We are also restructuring our buys and limiting the amount of stock we hold, and channelling any seconds and samples to our charity partners’ reuse or recycle programs, helping to raise money for good causes and continuing to promote circularity in fashion.
Charity Partners
New Life:
Items that can’t be repaired are donated to New Life, contributing significantly to the funding of essential equipment for disabled and terminally ill children. We are approaching our 10th year of support, and have donated a total of almost 100,000 cartons to the charity.
This year the Quality & Sustainability department donated 35 boxes of clothes to New Life. This was a combination of non-branded Superdry samples and inspiration samples. New Life said that our donations “make a huge difference…, directly impacting the revenue we can generate to help the disabled children and families we serve”.
Oxfam:
Our partnership with Oxfam dates backs to September 2021, and together we are creating opportunities to tackle poverty and combat climate change. In FY25, 847 items (0.45 Tonnes ) were donated via 145 boxes from across the United Kingdom and Northern Ireland with an estimated sales value of over £4.1K.
2025 was our second year of participating in Oxfam’s Second-hand September, where we encourage our whole workforce to take part in company events to promote circularity in fashion.

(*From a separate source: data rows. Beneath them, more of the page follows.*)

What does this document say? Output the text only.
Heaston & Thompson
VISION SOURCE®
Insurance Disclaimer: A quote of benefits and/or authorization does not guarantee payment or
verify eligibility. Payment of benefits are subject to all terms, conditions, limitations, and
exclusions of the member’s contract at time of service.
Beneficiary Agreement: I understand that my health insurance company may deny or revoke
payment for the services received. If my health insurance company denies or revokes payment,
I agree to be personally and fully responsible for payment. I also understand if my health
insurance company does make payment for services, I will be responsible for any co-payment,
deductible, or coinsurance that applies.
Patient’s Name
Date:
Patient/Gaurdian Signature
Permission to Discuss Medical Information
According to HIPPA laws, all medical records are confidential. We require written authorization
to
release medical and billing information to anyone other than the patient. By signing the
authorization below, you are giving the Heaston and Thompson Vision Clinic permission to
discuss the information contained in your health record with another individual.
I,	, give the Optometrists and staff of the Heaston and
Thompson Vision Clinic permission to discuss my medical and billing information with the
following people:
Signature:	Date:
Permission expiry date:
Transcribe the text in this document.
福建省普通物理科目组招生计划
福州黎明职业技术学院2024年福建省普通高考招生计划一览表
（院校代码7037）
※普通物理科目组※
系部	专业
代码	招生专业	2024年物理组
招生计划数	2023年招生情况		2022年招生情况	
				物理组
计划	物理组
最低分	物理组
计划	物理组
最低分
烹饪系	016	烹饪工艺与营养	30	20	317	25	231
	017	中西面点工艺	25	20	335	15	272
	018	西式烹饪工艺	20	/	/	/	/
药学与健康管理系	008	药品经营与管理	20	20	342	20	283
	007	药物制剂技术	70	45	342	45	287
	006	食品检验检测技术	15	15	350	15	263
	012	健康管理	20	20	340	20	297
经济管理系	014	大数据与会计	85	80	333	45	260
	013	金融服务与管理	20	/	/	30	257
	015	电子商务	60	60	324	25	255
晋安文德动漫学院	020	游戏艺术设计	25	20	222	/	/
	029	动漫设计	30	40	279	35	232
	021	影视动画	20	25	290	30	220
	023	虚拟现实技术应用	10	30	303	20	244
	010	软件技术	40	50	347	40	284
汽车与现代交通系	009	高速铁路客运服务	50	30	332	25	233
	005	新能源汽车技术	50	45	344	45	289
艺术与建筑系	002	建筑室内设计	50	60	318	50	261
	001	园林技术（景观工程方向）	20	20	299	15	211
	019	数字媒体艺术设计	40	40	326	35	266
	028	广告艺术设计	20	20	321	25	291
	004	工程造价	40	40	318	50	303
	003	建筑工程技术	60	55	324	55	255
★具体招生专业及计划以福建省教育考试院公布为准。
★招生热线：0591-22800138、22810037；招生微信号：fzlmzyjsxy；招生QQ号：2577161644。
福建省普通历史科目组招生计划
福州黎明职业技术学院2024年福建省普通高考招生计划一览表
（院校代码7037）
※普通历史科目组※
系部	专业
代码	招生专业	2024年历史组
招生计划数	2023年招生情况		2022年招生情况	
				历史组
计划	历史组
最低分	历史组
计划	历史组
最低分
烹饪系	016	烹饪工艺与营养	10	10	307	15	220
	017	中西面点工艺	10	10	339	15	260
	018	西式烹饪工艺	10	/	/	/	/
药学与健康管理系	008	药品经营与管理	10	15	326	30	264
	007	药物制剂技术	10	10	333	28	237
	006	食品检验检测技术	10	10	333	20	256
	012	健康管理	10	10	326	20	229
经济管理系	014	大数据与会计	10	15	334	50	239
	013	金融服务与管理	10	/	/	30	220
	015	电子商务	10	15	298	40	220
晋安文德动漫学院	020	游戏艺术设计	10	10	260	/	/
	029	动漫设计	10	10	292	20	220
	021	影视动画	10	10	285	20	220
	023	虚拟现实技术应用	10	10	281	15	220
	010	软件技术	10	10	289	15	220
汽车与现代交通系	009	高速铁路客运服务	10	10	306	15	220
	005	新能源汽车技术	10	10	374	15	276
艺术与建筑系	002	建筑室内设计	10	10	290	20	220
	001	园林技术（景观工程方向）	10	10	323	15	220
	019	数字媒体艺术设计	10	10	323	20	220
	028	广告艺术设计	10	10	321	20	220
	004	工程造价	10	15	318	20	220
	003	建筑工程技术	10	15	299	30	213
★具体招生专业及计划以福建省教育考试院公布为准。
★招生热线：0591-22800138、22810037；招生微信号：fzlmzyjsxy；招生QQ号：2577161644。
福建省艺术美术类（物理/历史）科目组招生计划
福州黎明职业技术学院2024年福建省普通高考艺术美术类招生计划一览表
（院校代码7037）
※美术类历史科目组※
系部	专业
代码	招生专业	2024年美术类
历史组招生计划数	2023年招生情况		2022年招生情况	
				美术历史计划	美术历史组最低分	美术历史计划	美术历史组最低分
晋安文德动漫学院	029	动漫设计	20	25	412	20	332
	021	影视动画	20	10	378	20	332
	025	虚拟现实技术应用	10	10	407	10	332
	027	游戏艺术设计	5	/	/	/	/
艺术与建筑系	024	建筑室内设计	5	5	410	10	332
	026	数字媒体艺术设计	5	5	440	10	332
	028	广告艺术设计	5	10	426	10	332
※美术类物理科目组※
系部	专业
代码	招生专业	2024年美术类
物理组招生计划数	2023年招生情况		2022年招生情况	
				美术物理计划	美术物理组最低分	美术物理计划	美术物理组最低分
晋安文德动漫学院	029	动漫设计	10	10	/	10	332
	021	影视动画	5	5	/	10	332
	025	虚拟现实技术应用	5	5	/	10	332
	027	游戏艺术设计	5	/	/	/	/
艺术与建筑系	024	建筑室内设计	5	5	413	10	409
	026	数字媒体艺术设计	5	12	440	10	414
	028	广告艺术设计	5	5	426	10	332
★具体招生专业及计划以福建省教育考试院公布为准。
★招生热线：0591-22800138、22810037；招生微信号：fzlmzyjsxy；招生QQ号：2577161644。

We utilise this time to remind staff about the work we do as a business to reduce our environmental impact whilst encouraging all colleagues to reduce their own personal footprints.
Durability Projects
We are looking forward to amplifying our work on circularity with an in-depth investigation into the durability of Superdry products. Both France and the wider EU will be putting durability in the spotlight as part of upcoming legislation, and our aim is to analyse (and ultimately extend) both the physical and emotional durability of our garments through a deep understanding of their technical and emotional credentials.